Multi-Site Churches

April 20, 2013

Over at the TGC Voices blog today, Christopher Ash’s excellent piece on objections to video preaching is especially of note. I mean neither to steal Ash’s thunder nor to pile on my friends who employ video preaching, but I thought this an appropriate occasion to second the aversion. Below is a recycled post of mine from the archives. You will notice in the first line that even then I was trying to horn in on somebody else’s thoughts.

Thabiti Anyabwile has written a provocative piece on the multi-site church movement. It created a bit of a stir. As a way of shamelessly piggybacking off his post, I thought I’d collect my own thoughts — up to this point, scattered here and there — on the church multiplication strategy known as “video venues.”

First, a couple of disclaimers:

1) I would not word my opposition as strongly as Anyabwile’s. And my opposition is not really to the multi-site concept but to the use of video preaching (and video music) as the features of a worship service. There are quite a few churches that appear to do multi-site well, by which I mean, they feature live preaching, have dedicated elders shepherding a community rather than organizers attracting a crowd, and they function for the most part like church plants. I think some multi-site approaches are viable means of a church’s gospel mission. In any event, my aversion to the video venue multi-site movement is not morally framed. What I mean is, I am not saying video venue multi-site is sinful (or even unbiblical). I am not speaking to its wrongness per se, but rather hope to suggest it is not wise. Sort of a “not everything that is permissible is profitable” kind of thing.

2) Secondly, some of my best friends are multi-site pastors. And they are all fantastic, humble, godly men who love Jesus, love the Church, and love seeing lost people get saved. I am not against them.

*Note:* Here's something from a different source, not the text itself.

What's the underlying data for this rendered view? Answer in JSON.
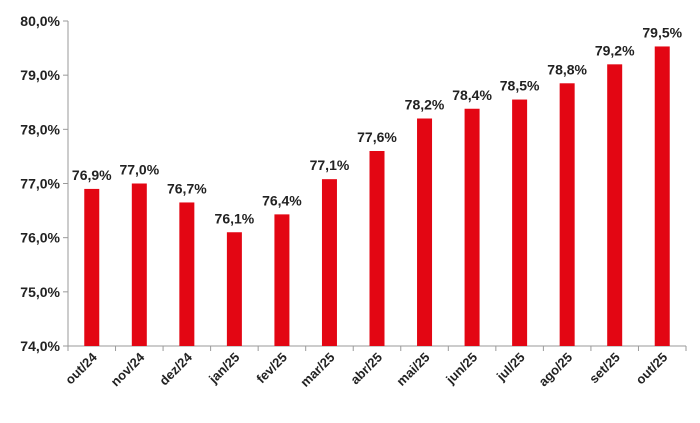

So: why I’m averse to video venue multi-site whatchamacalits:

1) I do not think it is wise, in our consumer culture, to go down the path of continued un-incarnation.

This applies to the “virtual church” phenomenon in general, as well. In a day when the idolatry of the self and the mass production of “beauty” and the disconnection of individuals from each other are daily, constant, pernicious struggles, I don’t think the church can afford to un-incarnate anything, much less its preaching. Video is by definition un-incarnational.

2) Video venues are not counter-cultural.

You can go a lot of ways with this thinking, sometimes overboard, but the kingdom of God is supposed to run counter to the way of the world. What I see in the worst examples of the video venue movement is just more accommodation of cultural values begun in the modern church’s idolization of “relevancy” twenty years or so ago. All churches should be seeker sensitive (in the best sense of the phrase), by which I mean seeker comprehensible and seeker welcoming, and all churches should be good students of the culture and good workers at contextualization, but there is a line between contextualizing and accommodating, and I think video venues often cross the line. At what point do we look at cultural trends not as things to mirror and ape but to challenge and subvert? Technology, as some insist, may be neutral, but that does not automatically mean that all technological tools are suitable for uncritical ecclesiological appropriation. I am afraid many churches have moved from “leveraging technology” to merely mirroring whatever they think the world finds appealing or slick.

3) Video venues can reinforce the kind of pragmatism that has not served the church well at any point.

We are just now seeing the data revealing the fruit of the attractional paradigm, and it is not good. Big churches are increasing, but the numbers of Christians are not. By some accounts, all debatable of course, the most churched states in the nation are in danger of soon-coming evangelical decline. Much of the video venue stuff is clearly from the same school of thought as the ecclesiological trajectory we are only now discovering was wrongheaded and, moreover, impotent to grow disciples.

4) A video preacher can’t be shot in the face.


5) Video venues assist the idolization of and over-reliance on preachers.

This is something Matt Chandler, himself the pastor of a church using video venues, brought up: “Twenty years from now are there fifteen preachers in the United States?”

There are a lot of sub-points under this general point:

– Would your church be able to open its satellite campus if the main pastor was not the one doing the preaching? If not, doesn’t that say something important about the viability of your church and where it is centered?

– What happens if your pastor gets hit by a bus? Would your church collapse? Do you lose major attendees? Do satellite campuses have to close down? (To be fair, this is not just a problem with video venue churches, but with any church unhealthily centered on the personality of the preaching pastor.)

– What happens to the men in your church with preaching gifts? Where do they go to exercise their gift and bless their church family? (Somewhere else, that’s where.) How do video venues develop future pastors and preachers?)

I understand that God raises up certain men of unusual anointing to lead in unique and higher-profiled ways. But what does it say about the gospel if, where the rubber meets the road, we minister as if it requires a certain level of homiletical talent to do its work?

Just some bullet points. I hope they are received in the spirit with which they are given: not as having it all figured out, but just as having some concerns. I am assuming common ground between all of us is that we want to see the fruitfulness of the Church and Christ glorified by it.